O caso sergipano é singular porque, ao final do processo-crime, todos aqueles que chegaram a ser processados foram absolvidos pela Justiça Militar, que reconheceu que as provas produzidas contra os acusados estavam “maculadas de vícios insanáveis em suas origens”.

Os poucos jornalistas locais atuantes naquele período empenhados em noticiar a Operação Cajueiro tiveram que reportar para veículos de fora do estado e sob anonimato. Em depoimento para a CEV/SE, o jornalista Milton Alves, à época correspondente em Sergipe do Jornal da Bahia, explicou que houve tentativas do Exército de impedir a circulação em Sergipe de edições de jornais que falaram sobre as prisões da Operação Cajueiro.
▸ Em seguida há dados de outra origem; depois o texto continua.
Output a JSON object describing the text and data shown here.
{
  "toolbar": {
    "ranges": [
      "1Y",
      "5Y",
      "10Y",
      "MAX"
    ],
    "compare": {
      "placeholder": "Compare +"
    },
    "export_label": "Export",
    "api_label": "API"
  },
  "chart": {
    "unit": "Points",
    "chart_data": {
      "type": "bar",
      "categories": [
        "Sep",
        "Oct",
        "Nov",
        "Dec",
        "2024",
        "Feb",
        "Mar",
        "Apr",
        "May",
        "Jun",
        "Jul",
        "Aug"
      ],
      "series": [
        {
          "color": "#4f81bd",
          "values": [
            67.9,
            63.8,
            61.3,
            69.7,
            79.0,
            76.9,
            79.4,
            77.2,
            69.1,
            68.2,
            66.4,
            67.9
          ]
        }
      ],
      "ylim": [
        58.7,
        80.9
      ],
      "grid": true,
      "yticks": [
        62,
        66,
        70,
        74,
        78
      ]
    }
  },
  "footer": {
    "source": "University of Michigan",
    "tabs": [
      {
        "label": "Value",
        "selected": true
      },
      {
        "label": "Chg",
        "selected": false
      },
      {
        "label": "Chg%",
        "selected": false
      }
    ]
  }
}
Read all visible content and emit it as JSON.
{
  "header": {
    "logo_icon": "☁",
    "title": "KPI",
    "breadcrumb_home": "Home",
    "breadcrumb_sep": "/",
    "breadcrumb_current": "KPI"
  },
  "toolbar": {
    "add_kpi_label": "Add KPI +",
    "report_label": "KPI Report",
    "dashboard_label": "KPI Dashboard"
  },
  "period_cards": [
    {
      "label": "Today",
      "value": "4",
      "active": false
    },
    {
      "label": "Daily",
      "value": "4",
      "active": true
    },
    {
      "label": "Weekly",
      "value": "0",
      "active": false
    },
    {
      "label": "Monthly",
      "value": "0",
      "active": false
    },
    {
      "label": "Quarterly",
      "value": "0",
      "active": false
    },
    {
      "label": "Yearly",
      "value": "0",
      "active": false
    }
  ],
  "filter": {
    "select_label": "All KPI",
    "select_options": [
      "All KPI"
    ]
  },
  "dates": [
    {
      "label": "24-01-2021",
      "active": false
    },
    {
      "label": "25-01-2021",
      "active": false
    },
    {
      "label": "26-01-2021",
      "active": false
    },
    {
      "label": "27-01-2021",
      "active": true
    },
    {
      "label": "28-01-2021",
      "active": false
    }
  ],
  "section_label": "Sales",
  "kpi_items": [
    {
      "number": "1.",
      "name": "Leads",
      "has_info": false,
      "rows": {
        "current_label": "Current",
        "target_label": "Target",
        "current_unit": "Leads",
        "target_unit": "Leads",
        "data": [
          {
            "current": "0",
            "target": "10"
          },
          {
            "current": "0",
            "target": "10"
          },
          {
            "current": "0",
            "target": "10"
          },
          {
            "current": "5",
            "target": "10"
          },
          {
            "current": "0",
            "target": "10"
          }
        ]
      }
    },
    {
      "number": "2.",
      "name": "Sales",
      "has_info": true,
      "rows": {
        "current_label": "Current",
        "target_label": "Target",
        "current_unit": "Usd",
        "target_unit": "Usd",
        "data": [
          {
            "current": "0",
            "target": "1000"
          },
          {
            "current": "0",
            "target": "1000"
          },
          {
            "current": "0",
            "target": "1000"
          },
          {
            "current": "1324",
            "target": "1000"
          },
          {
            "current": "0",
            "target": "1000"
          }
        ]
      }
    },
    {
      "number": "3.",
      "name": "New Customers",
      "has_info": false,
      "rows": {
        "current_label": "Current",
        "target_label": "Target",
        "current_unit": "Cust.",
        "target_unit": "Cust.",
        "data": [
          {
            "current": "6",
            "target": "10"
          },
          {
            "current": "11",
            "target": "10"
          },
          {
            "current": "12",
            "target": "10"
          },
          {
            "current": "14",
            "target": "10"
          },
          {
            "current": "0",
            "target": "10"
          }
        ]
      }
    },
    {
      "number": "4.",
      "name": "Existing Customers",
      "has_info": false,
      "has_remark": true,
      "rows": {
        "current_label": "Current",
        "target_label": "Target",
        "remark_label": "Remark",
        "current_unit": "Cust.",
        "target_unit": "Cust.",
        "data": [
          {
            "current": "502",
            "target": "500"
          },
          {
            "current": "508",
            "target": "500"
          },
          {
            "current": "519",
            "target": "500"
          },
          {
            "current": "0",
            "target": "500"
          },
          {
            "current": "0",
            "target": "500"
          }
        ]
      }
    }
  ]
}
Com a Lei da Anistia assinada em agosto de 1979, foi garantida “anistia ampla, geral e irrestrita”, ou seja, nenhum torturador foi acusado, processado ou preso no Brasil. Mesmo hoje, pontos públicos de diversas cidades brasileiras mantém nomes dados em homenagem a notórios apoiadores do regime militar, caso da Avenida General Djenal Tavares de Queiroz, em Aracaju.

Marcélio Bonfim é memória viva dos horrores da ditadura em Sergipe. (Foto: Alese)

Rememorando os horrores da Operação Cajueiro

Na tarde desta quinta-feira (20), às 14h, será realizada no plenário da Câmara Municipal de Aracaju a sessão especial “49 Anos da Operação Cajueiro”, de autoria da vereadora Sonia Meire (PSOL). A sessão é aberta ao público e também será transmitida ao vivo pela TV Câmara Municipal de Aracaju.

O evento terá a presença de Marcélio Bonfim, militante e ex-preso político; da professora Andreia Depieri, do Departamento de Direito da Universidade Federal de Sergipe (UFS) e integrante da CEV/SE; além de contar com outros palestrantes que participarão do debate.